Monday, March 28, 2011

An African-American Organization for the 21st Century

It saddens me that a community discussion of self-described African-Americans is still - in the 21st century - looking to the government of the USA for our salvation.

Yes, we are no longer the largest minority group. Good! What did being number one in that category ever do for us?

Jews are 2% of the population; they have more influence on national and international policy than us.

Catholics are 22% of the population; they boast of how they "allowed" the President to speak at their most prestigious university. We have not a single prestigious university, much less one at which we would deny this - or any president - a platform.

What do those groups - and every other demographic above us on the social ladder - have that we do not?

Organization.

We are a disorganized, quarrelsome lot. When the first Catholic was elected to the Presidency, it signaled the arrival of Catholics in America and the end of the days when anyone would even think of posting a job with "no Italian need apply" in the text.

When the first African-American was elected President, it is hard to say if the first critiques of his performance came from outside our group or inside. Sure, the Tea Party was there from Day One - but you know that we were too, whining and moaning about this, that or the other.
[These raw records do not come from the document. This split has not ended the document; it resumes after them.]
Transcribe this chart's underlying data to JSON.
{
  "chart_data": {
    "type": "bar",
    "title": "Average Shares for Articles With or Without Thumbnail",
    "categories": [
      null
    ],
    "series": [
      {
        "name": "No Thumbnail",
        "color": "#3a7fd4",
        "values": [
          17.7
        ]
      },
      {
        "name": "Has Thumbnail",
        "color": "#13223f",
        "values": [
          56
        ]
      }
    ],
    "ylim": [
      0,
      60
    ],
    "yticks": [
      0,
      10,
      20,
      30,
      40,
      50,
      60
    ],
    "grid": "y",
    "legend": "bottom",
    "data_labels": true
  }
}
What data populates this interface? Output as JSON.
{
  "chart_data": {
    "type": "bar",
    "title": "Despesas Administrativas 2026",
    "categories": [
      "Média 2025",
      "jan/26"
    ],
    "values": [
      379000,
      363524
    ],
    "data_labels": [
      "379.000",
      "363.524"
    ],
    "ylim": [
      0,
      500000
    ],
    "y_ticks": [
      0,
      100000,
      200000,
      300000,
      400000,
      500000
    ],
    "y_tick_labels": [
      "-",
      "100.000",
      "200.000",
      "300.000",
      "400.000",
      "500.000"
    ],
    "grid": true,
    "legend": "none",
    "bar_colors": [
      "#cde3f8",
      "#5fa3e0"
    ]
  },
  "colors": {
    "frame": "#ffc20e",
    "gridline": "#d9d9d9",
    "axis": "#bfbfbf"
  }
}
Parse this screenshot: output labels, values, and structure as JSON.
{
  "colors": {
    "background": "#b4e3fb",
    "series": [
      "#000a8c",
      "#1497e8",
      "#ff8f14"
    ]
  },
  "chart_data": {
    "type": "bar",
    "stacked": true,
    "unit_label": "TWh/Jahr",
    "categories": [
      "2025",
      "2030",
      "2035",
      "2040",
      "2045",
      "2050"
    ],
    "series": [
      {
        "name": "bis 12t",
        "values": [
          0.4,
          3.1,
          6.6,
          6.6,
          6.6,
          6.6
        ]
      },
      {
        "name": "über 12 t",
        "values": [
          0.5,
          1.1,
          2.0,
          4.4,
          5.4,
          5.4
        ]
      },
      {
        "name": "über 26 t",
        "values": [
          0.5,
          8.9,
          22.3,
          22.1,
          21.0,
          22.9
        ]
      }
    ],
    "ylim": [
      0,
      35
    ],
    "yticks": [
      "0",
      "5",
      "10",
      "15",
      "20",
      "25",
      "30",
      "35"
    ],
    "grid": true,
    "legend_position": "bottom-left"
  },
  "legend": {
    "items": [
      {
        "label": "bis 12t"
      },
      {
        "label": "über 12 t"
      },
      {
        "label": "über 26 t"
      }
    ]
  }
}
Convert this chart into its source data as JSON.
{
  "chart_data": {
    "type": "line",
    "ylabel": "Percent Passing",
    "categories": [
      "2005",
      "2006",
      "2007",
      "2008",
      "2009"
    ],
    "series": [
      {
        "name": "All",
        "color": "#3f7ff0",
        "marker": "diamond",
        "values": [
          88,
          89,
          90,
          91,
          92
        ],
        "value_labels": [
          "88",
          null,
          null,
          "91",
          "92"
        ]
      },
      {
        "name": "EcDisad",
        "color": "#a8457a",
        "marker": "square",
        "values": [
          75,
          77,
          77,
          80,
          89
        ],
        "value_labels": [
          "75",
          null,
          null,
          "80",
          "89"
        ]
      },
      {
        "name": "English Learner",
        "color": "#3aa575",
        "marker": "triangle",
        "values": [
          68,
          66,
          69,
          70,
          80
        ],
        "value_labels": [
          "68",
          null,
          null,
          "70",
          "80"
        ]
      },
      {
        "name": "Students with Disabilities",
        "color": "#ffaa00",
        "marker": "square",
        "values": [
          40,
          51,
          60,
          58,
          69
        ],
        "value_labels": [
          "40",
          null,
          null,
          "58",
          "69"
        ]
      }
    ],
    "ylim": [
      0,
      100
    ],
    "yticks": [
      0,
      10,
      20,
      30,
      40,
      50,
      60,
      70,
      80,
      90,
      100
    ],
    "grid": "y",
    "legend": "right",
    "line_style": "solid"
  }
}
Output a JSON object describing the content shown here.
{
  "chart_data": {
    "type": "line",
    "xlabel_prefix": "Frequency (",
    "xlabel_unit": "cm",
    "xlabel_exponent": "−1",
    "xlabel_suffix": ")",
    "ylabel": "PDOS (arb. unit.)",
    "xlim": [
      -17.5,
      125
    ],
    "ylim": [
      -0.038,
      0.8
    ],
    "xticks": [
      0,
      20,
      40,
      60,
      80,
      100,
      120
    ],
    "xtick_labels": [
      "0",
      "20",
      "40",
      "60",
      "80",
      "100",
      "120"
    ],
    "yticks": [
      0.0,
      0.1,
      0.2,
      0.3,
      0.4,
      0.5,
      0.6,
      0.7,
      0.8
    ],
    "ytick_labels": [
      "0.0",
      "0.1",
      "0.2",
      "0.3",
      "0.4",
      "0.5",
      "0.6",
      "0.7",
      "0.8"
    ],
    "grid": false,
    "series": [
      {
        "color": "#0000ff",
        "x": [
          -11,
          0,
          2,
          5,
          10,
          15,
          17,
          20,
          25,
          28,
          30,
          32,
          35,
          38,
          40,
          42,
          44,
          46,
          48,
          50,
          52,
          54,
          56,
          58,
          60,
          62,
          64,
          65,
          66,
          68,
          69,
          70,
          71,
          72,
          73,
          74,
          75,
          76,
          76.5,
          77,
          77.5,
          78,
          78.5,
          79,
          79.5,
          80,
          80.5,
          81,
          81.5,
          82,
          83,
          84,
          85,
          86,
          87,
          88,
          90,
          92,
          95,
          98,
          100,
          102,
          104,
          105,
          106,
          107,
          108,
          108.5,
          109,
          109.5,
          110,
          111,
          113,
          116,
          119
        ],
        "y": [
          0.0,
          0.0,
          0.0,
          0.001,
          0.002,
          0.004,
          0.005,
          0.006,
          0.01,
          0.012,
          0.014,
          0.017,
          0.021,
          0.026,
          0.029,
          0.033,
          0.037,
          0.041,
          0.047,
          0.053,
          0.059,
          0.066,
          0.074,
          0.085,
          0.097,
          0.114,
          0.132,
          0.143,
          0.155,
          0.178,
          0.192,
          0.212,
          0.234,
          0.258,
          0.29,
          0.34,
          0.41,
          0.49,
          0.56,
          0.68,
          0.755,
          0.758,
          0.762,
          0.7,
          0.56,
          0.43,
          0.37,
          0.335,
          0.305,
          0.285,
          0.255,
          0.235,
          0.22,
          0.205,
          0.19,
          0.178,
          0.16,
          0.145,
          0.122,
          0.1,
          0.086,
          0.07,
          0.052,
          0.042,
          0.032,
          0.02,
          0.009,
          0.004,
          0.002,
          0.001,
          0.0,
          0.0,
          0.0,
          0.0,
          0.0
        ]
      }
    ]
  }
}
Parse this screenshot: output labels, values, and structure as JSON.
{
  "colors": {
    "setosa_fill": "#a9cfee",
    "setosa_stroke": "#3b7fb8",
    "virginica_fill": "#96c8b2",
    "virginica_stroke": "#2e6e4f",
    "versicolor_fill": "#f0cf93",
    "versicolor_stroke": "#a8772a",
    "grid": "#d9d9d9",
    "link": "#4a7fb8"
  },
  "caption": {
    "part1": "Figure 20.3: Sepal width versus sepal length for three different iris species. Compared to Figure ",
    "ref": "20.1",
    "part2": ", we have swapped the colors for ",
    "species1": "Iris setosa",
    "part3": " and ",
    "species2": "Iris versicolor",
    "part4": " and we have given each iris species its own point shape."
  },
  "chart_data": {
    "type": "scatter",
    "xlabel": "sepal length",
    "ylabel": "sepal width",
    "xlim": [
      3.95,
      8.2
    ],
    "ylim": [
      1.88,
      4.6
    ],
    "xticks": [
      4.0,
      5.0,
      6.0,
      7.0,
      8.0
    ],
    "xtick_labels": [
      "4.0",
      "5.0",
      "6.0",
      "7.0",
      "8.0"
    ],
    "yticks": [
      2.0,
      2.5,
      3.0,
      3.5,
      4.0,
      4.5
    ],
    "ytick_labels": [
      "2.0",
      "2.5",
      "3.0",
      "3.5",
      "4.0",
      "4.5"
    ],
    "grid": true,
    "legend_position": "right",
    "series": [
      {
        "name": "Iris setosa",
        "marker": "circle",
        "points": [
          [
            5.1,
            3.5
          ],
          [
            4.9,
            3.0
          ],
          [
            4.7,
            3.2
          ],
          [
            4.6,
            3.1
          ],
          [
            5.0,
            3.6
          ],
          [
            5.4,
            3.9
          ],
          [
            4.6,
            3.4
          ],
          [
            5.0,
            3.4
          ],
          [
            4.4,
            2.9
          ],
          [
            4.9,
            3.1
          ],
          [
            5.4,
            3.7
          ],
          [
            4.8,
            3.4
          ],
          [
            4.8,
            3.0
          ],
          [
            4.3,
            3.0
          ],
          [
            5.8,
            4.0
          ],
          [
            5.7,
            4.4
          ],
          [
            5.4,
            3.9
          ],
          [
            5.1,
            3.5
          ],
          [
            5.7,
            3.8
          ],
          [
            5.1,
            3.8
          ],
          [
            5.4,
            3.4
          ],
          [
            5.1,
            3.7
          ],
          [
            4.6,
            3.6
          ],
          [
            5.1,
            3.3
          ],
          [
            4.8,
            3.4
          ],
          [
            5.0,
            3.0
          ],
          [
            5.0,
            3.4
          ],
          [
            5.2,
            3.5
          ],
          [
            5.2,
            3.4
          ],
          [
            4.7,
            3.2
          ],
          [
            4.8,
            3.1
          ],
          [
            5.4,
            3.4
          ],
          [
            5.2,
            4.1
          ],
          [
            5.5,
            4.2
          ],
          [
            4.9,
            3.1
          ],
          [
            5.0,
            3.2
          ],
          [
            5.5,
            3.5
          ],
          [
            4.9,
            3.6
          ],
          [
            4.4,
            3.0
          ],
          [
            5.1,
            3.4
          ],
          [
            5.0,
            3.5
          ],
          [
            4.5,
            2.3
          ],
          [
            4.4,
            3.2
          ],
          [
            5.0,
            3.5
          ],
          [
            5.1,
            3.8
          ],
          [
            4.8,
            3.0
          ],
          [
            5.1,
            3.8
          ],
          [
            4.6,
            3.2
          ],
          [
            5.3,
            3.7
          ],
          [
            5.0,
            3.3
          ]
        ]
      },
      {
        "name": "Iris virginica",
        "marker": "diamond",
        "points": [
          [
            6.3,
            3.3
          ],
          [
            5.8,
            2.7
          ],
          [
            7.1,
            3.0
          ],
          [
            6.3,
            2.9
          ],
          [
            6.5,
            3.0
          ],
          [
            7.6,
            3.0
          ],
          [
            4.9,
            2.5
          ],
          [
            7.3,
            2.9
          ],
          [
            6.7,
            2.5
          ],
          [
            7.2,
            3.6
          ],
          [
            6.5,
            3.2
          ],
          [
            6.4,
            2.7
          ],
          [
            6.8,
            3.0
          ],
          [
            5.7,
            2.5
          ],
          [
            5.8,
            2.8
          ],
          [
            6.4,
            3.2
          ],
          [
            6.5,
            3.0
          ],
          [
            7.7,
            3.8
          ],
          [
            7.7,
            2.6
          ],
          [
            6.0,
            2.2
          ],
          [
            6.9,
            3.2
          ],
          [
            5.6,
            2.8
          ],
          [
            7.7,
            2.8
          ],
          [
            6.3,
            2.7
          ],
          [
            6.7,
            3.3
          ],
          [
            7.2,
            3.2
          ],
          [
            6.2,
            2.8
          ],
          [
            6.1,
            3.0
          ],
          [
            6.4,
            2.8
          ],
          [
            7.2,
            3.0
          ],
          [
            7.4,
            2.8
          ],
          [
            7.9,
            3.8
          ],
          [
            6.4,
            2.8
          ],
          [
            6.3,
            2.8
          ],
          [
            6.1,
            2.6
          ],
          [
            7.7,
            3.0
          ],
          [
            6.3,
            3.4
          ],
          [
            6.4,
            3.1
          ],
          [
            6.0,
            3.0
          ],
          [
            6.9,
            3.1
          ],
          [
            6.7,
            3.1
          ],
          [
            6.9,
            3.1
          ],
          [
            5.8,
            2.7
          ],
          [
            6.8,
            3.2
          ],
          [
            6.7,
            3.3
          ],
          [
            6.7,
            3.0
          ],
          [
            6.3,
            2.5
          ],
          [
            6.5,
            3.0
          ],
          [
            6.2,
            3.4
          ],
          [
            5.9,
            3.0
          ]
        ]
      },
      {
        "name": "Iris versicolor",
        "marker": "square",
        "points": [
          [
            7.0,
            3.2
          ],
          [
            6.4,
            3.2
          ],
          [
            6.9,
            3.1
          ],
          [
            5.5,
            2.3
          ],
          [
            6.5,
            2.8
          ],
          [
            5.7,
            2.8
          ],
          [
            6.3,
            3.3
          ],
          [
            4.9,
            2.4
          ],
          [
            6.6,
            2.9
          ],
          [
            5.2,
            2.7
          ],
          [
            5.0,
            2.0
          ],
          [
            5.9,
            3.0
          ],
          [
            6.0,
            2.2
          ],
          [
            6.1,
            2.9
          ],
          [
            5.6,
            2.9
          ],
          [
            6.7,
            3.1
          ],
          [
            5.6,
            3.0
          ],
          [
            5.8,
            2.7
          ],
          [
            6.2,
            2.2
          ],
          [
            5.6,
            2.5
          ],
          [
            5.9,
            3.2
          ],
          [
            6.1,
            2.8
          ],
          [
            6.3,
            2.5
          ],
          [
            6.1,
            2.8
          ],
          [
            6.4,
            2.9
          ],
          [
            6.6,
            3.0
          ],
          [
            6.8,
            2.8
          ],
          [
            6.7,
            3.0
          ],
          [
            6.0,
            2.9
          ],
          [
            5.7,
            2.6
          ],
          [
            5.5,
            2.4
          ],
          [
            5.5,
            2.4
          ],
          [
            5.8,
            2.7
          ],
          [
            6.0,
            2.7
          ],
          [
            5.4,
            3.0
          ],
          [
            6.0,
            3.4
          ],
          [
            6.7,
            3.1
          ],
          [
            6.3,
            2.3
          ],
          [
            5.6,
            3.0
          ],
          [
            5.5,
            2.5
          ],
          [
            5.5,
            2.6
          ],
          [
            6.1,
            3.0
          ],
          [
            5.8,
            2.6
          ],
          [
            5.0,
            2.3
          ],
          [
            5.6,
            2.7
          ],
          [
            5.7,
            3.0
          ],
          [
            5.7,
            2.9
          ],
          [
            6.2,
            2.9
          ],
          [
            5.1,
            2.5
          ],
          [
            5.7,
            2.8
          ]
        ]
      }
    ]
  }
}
Meanwhile, where is the work on what we truly need to thrive in this misbegotten land: the organizational development? We are nigh on 100-years after Garvey laid out the template of the UNIA; nearly 500-years since the first African was tossed off of Columbus ship in chains: where is the organization that pervades every aspect of African-American life? One that is present in every community (where are our African Community Centers?) and rolled up to a national level - with which we can present our demands at a peer level to the President and not in our traditional role: as a supplicant?

We have more African-Americans than in any single union and more than in every union combined; and yet it was unions who received carve-outs in the reforms made to healthcare - while African-Americans were left to ride along and collect what benefits we could, with nothing specifically set aside for our interests.

We are ignored because we are unorganized.

We are powerless because we are unorganized.